HELEN UKPABIO: THE CHILD EXORCIST – A CLEAR CASE OF RELIGIOUS PSYCHOSIS?

Circa 1992, 28-year-old Helen Ukpabio would start a gospel ministry, an evangelical franchise in Calabar, Cross River State. In thirty-two years, this ministry would become an organization. Its wings, views, and beliefs about the gospel would spread across Nigeria and Africa. Today, she is 60. Authorities have banned her from the U.K. She is among the most controversial gospel preachers in West Africa. By exploiting local superstitions, she has incited evil against many children, women, and the elderly. A vulnerable set of people.

HOW DID SHE SUCCEED AT THIS?

To ask how Helen Ukpabio spread harmful beliefs, in the name of the gospel, would be to ask how a poisonous flower can pass for a harmless, fragrant one. First, her backstory was interesting, believable to the gullible (which happens to be a large set of Nigerians), and nothing short of a masterpiece. She claims to have been a teenage witch, “betrothed to Satan” before being “set free by the gospel.” How else can you convince a naive mass of your experience in spotting demon-possessed children? Children who, in most cases, happen to be the offspring of your members. She and her organization believe that Satan has the ability to manifest himself in the bodies of children by demonic possession, thus making them his servants in the form of “witches and wizards.”

one of the many dumped babies rescued by an aide worker, a dutch woman

As bizarre and cynical as this story may sound to unfamiliar ears, with the level of religious fanaticism in this country, it gets worse. Not only did she manage to convince people that the kids they birthed were demon-possessed, she was also able to convince them to either kill or dump these kids, believing that their existence was somehow responsible for their misfortune. According to her, “if a child under the age of two screams in the night, cries, and is always feverish with deteriorating health, he or she is a servant of Satan.” How uninformed and gullible can one be to believe that it is anything out of the ordinary for an infant child to cry and scream at night?

How she was able to make her stories believable is one thing; how she was able to make them mainstream is another thing. Helen Ukpabio produced movies that shaped Nigeria’s, then West Africa’s, view of spirituality. One of her movies, End of the Wicked, featured popular Nollywood stars and child actors. They played witches and wizards who caused havoc in their homes and fed on their parents’ flesh. If you’ve heard a tale of kids getting initiated by sweets, cake, or biscuits, it likely came from a Helen Ukpabio film or ministration. However terrible this appears, this case and so many others in the country can be attributed to religious psychosis, a condition that appears to affect a large percentage of religious people in Africa.

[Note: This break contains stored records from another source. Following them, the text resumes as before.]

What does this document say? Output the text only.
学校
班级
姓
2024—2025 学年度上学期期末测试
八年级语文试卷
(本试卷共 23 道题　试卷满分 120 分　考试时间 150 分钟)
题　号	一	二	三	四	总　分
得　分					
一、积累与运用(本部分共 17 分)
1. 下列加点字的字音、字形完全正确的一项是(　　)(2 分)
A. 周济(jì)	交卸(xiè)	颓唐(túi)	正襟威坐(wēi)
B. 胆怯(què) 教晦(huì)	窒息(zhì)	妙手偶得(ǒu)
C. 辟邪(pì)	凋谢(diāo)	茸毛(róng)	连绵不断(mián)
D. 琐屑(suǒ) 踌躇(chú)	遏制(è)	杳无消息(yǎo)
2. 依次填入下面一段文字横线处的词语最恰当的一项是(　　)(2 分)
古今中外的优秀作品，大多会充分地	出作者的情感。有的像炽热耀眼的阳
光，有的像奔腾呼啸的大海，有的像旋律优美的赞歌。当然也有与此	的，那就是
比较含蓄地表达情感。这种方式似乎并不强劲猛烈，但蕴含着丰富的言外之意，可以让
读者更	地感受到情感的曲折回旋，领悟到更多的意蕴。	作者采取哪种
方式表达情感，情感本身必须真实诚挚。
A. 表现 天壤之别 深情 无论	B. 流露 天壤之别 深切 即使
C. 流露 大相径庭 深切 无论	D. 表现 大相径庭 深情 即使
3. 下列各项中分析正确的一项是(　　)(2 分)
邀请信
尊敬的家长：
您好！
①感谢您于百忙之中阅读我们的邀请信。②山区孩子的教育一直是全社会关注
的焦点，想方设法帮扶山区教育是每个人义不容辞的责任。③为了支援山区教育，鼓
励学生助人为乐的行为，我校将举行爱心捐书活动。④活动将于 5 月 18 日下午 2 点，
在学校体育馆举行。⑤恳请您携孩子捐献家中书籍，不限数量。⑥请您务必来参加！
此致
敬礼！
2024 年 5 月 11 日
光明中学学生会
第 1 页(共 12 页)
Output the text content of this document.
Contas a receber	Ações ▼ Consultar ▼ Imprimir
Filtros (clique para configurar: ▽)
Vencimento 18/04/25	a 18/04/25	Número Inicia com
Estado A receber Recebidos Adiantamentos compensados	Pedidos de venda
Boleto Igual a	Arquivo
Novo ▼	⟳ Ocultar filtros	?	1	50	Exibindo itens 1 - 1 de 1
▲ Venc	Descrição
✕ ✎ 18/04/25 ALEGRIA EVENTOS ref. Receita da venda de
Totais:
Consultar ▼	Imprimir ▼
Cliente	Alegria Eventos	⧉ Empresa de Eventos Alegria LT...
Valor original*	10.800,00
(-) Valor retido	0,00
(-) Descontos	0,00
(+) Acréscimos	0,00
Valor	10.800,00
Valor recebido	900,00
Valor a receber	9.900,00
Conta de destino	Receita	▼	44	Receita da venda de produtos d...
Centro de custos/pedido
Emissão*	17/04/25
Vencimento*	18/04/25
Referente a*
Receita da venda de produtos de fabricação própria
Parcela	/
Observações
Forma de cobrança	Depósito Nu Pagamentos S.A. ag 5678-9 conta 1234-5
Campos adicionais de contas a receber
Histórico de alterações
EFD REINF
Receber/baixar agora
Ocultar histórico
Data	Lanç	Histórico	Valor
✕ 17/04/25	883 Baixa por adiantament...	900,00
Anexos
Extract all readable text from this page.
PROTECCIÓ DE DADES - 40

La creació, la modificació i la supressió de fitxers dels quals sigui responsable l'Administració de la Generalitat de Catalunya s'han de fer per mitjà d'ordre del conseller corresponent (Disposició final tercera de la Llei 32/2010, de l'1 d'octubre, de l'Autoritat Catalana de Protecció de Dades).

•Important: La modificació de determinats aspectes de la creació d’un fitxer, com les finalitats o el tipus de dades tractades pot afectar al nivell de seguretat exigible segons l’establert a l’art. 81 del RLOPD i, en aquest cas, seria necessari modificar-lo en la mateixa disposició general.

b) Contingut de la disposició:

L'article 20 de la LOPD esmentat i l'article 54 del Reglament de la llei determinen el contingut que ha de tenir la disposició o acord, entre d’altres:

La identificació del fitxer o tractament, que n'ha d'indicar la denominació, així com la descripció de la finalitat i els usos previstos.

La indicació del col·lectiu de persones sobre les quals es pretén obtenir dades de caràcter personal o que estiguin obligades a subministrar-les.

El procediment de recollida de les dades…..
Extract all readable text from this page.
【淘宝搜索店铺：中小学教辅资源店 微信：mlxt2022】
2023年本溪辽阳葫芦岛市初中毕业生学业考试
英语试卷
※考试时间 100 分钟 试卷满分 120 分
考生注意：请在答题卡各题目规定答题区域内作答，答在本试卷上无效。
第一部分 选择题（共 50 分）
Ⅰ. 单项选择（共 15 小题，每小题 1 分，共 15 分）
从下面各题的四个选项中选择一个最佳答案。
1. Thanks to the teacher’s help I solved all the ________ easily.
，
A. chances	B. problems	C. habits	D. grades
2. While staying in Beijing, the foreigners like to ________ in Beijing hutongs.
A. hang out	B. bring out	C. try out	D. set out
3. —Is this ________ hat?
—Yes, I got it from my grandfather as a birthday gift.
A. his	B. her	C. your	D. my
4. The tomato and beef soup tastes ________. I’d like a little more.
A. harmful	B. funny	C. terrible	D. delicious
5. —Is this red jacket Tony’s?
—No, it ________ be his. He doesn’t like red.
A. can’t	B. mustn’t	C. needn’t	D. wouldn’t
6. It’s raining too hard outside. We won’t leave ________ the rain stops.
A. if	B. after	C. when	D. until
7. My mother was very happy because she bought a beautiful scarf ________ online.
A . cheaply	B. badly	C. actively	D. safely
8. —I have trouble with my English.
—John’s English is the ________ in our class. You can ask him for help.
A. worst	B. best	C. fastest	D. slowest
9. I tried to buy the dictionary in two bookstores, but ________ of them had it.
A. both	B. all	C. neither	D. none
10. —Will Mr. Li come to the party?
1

WHAT IS RELIGIOUS PSYCHOSIS?

A psychosis is a condition of the mind or psyche that results in difficulties determining what is real and what is not real. Religious psychosis, also known as religious delusion, is defined as a fixed belief not amenable to change in light of conflicting evidence, involving religious themes or subject matter. It is usually characterized by irrational, extreme, or obsessive beliefs related to religion. People with religious psychosis may have delusions that they are divine beings, prophets, or chosen by God to carry out a specific mission. They may also have hallucinations or believe they are hearing voices from God or other religious figures. This can lead to harmful or dangerous behaviors, especially if they believe they are acting on divine instructions.

The dictionary meaning of religious psychosis may lead one to believe that only religious leaders exhibit these traits. But this has only managed to succeed because the mass, their followers, accept their teachings as the gospel truth (pun intended). Often, even followers are complicit. They believe their beliefs are real and justified. So, they find it hard to see that ordinary things are not supernatural.

In Nigeria, inasmuch as we do not like to admit it, so many people may be suffering from this condition. Either that or we may have a blatant disregard for making use of our sixth sense, especially when the facts are glaring. What else explains throwing infants in dumps, believing they cause our misfortune? How do we explain going to religious leaders before doctors when we are ill? Or even attributing discomfort in our lives to “village people”?

It is high time we understand that religious fanaticism and extremism are the birth children of religious psychosis. These delusions are a known driving force behind fanatic behavior, which tends to be violent and harmful. Religion in itself is not a bad thing; it is only human to want to ascribe your existence to a divine being. However, allowing that belief to drive you to harm yourself and others in the name of religion is misguided.